According to the report, a permanent and immediate increase in payroll taxes of 3.44% (1.72% for employees and 1.72% for employers) would be required if the entire freight were paid by the current working population. In contrast, if payroll taxes were left unchanged, benefits for all current and future recipients would decrease by 21.3%.

What are the chances of it working out?

Congress used a gradual approach to delay the Full Retirement Age (FRA) from 65 to 67 in the last time it increased the FRA, but we have some precedent here. It was phased in, with those nearing retirement grandfathered in under the previous, more favorable age calculation. It is likely that phase-in will occur – especially if it impacts beneficiaries.

There are multiple tools available to Congress:

  • Increase the 6.2% payroll tax employees pay (5.3% goes to OASI and 0.9% to DI)
  • Employers’ payroll taxes should be raised by 6.2%
  • Taxing the first $160,200 of wages as part of the Social Security Wage Base
  • Other ways to increase tax revenue
  • Re-extension of the retirement age
  • Benefits should be subject to means testing
  • Calculating the Cost of Living Adjustment (COLA) differently
  • Excluding certain esoteric “claiming strategies” for Social Security
  • Other ways of reducing benefits
  • Increasing taxes and reducing benefits in some combination

It was strongly recommended that Congress act quickly to address these issues, as every year of delay means the solution has to be compressed into fewer years (read: more painful adjustments).
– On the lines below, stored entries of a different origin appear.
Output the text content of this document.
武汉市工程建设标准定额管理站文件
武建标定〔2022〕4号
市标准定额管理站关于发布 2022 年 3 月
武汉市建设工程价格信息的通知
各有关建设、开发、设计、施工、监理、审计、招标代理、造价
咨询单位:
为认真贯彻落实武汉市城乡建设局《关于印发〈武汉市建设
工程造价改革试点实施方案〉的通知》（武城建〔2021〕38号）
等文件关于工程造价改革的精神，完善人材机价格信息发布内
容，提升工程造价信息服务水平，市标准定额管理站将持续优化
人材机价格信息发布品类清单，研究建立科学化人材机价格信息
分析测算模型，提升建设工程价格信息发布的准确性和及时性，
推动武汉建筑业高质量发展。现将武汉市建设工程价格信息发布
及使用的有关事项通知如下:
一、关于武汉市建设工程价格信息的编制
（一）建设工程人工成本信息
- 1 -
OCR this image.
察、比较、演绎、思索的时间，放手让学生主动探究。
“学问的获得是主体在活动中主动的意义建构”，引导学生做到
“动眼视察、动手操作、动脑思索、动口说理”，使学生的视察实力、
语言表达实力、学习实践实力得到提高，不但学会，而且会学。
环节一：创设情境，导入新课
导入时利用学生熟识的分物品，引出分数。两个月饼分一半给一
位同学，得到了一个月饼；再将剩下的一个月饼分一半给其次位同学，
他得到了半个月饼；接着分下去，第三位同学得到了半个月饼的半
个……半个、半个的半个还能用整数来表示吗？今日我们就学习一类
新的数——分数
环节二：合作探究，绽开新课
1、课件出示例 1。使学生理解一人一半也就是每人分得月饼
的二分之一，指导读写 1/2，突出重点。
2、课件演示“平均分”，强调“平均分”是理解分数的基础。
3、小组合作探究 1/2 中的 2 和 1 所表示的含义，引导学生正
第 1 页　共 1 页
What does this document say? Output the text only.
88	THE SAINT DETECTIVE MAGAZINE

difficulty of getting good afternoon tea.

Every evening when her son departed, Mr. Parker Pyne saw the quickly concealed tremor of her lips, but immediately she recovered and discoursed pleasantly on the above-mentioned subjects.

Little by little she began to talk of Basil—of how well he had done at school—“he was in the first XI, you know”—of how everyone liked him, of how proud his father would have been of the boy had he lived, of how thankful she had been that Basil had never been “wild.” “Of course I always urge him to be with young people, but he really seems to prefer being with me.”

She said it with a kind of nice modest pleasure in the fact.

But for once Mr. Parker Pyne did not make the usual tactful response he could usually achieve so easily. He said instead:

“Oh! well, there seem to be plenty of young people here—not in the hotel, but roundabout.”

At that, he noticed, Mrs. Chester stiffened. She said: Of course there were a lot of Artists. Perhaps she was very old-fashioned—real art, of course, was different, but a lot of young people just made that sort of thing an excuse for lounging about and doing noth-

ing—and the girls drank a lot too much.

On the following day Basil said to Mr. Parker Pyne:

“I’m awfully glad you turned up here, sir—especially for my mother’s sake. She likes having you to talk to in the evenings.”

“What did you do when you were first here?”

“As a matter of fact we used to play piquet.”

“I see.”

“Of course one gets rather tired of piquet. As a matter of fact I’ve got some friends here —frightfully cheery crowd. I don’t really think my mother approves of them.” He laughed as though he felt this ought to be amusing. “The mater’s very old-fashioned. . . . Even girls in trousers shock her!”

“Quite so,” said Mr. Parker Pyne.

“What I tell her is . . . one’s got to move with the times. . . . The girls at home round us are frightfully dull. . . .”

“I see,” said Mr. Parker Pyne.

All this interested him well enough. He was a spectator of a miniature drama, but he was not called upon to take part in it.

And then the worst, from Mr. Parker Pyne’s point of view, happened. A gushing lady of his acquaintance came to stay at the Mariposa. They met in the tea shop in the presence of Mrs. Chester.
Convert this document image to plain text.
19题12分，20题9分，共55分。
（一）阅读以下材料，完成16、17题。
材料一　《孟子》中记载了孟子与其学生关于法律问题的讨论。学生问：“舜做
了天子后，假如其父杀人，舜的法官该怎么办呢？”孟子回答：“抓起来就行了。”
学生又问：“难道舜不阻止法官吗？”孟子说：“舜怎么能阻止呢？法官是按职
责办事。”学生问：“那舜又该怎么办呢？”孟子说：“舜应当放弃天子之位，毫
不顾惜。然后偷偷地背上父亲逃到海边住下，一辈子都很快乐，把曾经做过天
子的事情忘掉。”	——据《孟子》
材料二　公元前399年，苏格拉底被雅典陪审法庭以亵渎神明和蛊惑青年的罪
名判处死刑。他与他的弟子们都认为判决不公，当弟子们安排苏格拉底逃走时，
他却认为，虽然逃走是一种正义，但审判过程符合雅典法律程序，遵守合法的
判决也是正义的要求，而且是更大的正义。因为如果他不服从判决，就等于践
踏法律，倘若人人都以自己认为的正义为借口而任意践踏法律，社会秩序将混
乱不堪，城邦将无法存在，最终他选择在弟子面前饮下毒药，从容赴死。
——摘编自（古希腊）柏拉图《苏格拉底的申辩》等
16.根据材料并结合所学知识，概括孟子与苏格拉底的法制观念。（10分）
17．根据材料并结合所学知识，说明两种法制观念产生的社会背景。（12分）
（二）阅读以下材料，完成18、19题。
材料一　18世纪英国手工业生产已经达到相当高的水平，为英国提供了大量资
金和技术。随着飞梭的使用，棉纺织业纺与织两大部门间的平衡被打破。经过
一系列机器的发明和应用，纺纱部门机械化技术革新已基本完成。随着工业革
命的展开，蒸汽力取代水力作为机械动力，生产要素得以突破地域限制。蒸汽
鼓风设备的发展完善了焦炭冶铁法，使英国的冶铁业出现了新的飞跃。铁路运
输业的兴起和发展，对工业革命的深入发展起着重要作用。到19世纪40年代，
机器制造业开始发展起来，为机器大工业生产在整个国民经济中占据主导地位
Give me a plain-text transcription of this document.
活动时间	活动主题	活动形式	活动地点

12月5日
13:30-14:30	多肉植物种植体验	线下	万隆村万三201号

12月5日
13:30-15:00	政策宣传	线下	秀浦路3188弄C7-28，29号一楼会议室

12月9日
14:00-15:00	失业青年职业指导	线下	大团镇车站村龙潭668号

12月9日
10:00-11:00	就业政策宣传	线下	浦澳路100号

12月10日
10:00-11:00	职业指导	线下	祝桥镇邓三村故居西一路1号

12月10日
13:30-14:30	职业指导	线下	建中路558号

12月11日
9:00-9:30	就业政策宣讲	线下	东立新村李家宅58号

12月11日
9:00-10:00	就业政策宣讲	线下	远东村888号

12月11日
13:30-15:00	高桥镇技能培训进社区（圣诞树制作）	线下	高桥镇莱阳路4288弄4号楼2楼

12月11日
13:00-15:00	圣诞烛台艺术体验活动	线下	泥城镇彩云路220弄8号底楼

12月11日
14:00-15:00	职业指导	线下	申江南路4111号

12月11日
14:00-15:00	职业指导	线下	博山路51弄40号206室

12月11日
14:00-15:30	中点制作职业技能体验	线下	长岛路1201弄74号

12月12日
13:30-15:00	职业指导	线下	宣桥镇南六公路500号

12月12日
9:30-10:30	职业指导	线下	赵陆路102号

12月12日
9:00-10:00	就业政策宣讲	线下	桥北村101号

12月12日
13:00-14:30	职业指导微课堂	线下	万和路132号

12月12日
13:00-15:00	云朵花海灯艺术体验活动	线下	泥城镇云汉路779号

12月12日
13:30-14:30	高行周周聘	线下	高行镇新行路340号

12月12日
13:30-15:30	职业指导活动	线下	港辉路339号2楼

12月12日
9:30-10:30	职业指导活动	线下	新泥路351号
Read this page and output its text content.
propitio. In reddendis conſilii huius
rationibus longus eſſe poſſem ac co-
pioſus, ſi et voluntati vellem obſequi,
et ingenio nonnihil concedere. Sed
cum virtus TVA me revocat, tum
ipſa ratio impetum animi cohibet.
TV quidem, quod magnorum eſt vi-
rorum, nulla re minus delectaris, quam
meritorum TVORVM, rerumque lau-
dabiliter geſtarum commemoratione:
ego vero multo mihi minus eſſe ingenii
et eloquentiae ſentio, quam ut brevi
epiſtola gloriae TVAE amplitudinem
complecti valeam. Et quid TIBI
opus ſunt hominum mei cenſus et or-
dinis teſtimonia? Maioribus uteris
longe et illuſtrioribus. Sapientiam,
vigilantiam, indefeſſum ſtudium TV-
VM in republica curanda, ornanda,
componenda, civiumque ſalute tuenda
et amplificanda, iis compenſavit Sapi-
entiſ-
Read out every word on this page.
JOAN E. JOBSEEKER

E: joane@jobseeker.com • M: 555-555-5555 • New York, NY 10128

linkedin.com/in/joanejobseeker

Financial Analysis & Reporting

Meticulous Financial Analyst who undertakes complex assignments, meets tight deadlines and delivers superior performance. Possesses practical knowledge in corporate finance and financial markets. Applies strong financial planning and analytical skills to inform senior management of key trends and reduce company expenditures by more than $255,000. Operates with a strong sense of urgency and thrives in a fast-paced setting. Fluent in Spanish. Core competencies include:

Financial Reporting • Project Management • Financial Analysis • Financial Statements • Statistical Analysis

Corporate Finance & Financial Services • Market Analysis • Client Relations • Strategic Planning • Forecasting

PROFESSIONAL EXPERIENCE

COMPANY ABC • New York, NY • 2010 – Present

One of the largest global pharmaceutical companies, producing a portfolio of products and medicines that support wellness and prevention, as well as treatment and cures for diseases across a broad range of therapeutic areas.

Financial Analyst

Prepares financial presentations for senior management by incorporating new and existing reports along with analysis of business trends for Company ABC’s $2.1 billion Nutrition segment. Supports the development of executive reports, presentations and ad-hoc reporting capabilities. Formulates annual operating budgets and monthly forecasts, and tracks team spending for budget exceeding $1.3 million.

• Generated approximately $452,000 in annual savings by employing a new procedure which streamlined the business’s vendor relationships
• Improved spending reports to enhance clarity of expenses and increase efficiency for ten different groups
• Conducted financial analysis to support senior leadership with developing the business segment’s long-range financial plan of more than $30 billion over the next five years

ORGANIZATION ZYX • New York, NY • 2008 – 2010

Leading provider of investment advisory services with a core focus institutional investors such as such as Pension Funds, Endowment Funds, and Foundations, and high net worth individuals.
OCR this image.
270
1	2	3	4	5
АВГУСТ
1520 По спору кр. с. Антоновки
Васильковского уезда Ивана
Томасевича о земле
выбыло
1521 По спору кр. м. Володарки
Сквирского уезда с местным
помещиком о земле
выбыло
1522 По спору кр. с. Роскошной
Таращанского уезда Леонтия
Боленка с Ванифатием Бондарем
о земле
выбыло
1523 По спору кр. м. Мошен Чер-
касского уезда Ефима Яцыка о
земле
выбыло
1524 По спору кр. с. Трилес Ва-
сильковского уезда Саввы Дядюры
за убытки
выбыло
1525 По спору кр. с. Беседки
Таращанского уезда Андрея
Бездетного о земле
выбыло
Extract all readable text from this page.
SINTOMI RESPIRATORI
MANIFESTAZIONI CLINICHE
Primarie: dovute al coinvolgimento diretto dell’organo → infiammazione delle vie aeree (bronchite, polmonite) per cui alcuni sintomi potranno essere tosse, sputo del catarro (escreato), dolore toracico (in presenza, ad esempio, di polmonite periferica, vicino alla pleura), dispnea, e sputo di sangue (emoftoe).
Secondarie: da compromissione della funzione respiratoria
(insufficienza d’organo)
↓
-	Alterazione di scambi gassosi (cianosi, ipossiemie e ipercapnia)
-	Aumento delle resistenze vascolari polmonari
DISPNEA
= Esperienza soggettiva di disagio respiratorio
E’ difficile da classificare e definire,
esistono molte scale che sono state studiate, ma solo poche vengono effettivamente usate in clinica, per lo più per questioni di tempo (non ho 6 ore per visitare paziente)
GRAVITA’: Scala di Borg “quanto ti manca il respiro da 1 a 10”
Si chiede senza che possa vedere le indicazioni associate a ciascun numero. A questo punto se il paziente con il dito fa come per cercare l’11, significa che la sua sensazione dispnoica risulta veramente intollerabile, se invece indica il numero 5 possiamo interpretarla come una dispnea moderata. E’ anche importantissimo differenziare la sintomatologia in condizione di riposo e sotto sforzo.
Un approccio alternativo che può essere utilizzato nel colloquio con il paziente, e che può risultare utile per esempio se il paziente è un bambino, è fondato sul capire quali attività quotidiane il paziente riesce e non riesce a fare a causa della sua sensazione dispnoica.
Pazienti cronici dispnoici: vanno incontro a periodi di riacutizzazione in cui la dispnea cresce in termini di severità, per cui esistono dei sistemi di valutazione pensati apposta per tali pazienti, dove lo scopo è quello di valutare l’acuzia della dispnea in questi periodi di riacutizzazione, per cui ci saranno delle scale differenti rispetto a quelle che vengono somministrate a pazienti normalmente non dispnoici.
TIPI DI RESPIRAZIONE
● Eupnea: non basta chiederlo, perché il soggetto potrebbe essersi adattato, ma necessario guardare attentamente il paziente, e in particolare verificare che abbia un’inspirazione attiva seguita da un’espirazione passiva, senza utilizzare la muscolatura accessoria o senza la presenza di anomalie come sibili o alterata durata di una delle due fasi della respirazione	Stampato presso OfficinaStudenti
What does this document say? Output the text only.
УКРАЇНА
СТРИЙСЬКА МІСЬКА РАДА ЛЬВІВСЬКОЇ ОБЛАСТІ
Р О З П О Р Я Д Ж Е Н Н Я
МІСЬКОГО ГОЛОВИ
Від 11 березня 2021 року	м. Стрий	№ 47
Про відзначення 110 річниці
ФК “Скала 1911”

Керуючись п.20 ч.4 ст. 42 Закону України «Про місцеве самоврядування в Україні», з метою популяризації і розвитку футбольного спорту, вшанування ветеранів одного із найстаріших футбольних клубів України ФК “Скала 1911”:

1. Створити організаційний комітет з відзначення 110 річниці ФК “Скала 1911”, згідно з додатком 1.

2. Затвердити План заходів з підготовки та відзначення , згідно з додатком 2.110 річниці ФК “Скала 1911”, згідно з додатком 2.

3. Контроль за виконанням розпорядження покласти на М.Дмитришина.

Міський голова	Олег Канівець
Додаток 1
The changes would be spread across a larger number of generations if they were implemented sooner.

We certainly won’t bet on a limb and predict that this will be addressed right away given that delaying important financial matters until the last minute (or beyond) appears to be a favorite local pastime in Washington. Although this is a growing concern among Americans, it wouldn’t be shocking to see this issue addressed before the end of the year.

Is there a way to plan for future changes?

In the next two decades, something’s got to give. It may be a combination approach, which involves both workers and retirees bringing social security back on track.

In terms of planning for it, the best approach appears to be to factor in a slightly lower social security income benefit when running your own retirement projections, besides boosting the worker pool by making more babies. Making babies isn’t nearly as fun as it sounds.

Despite Congress’ obsession with can-kicking, there’s still some road to go before the social security cliff in 2034. So don’t expect an immediate solution. But don’t believe the misinformation either. It is unlikely that Social Security will disappear when the trust fund runs out.

Take advantage of Congress’ procrastination if you already receive benefits. But if you are still paying into the system, consider the possibilities that your contributions may increase, and your benefits might be a bit lower than they are now.

Whatever you decide – retired or not – you must promise me you won’t read those 276 pages of mind-numbing statistical mumbo jumbo in their entirety.

Author

  • Smith George is the visionary behind TheFreeFact.com, a trusted platform dedicated to empowering individuals with financial knowledge. With a deep passion for personal finance, Smith has spent years crafting insightful content tailored to help retirees secure their golden years and guide students toward a financially stable future.